What the budget means for the care sector

Published on - 04/03/2021
By - Quality Care Choices
What the budget means for the care sector

According to the Guardian the lack of support outlined in the budget yesterday will lead to the country’s most vulnerable people feeling betrayed. The shadow health secretary, Jonathan Ashworth, claimed that “buried in the small print is a cut to frontline NHS services.” It was also estimated that that NHS budget will fall by £9bn next year.

It is reported that the social care sector felt “dismayed” that no new support for care homes or their staff were laid out in the budget, as it has become evident that the Treasury’s promised reforms for this sector will not come into play until next year. This has led to The Relatives and Residents Association, a body that represents those in social care stating this is “an insult to older people”. Treasury secretary Steve Barclay stated that social care reforms have been delayed until 2022 and that “sustainable improvement” will only begin next year. This is at odds with a statement from earlier this year when Boris Johnson said, “we will be bringing forward plans later this year”.

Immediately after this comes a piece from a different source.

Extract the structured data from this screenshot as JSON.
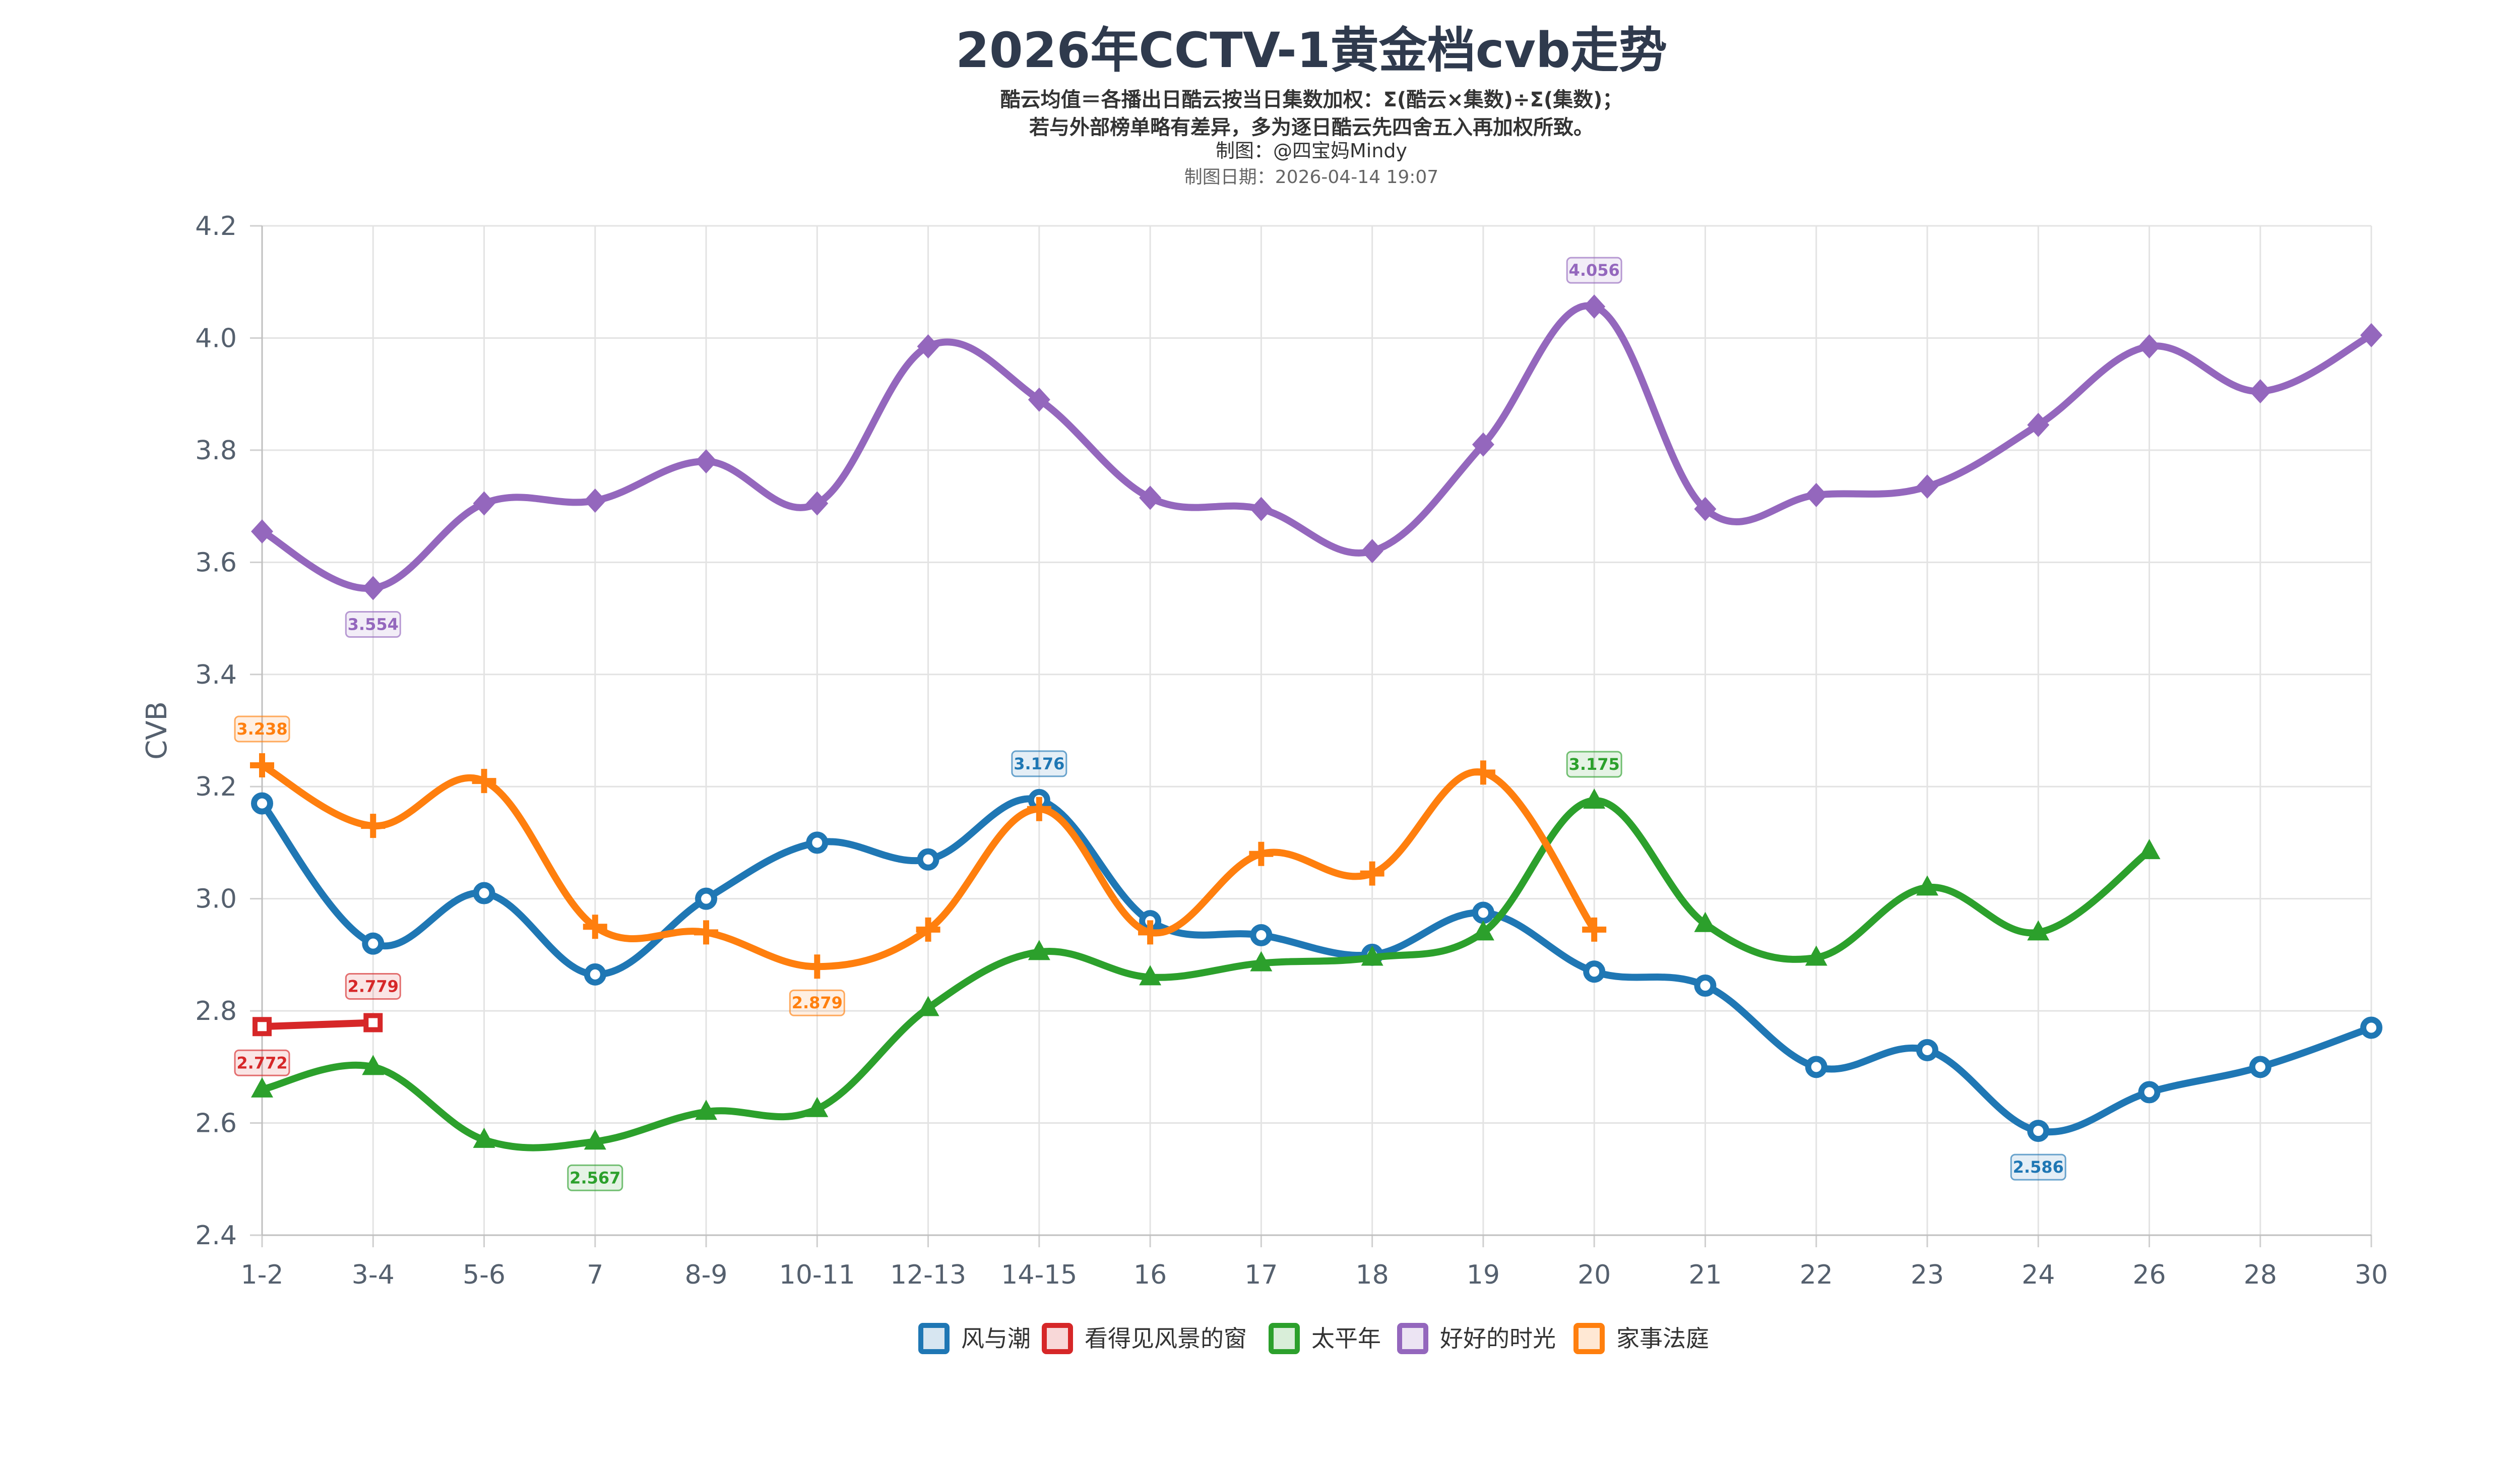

Martin Green, Chief Executive of Care England, said, “…disappointed that social care, the real frontline, hadn’t received the support that it so needs so badly”. Prior to budget he had urged the government to provide £7bn over 10 years as a cash injection into an industry that is already carrying over 100,000 staff vacancies. Mike Padgham from the Independent Care Group industry body said, “the reform of care has once again been ignored when the sector is in crisis after Covid-19 and with 1.4 million people not getting the care they need.” “Social care and the vulnerable people who rely upon it have been betrayed. We have been short changed once again.”

It remains unclear what impact the budget will have on costing and affording care. Looking at the 2020 spending review the upper capital limit for residential care stays at £23,250 down £4,500 in real terms since 2010, thus pushing more and more people into privately funding care. The lower limit, below which people receive public funding subject to them foregoing much of their income remains at £14,250 according to a circular issued by the government. To quote Simon Bottery from the King’s Fund, “The effect is that publicly funded social care is being denied to more and more people.” The government also froze the personal expense allowance, the weekly sum that people in publicly funded care can keep from their income, at £24.90p

So, what does this mean to us at QCC? Well, fundamentally it means that the choice one makes in choosing the correct care home or provider for our loved ones remains vitally important. It is a hugely expensive and personal decision where our natural nurturing and loving emotions rub up against cold and emotionless factors surrounding cost. It is only right to want the best for those that we love, and it is often galling when we are faced with the true cost of providing this. Whilst we cannot always influence the decisions made by government in terms of budget and reform, we can help you make the right decision for those that you love and hold closest to your heart.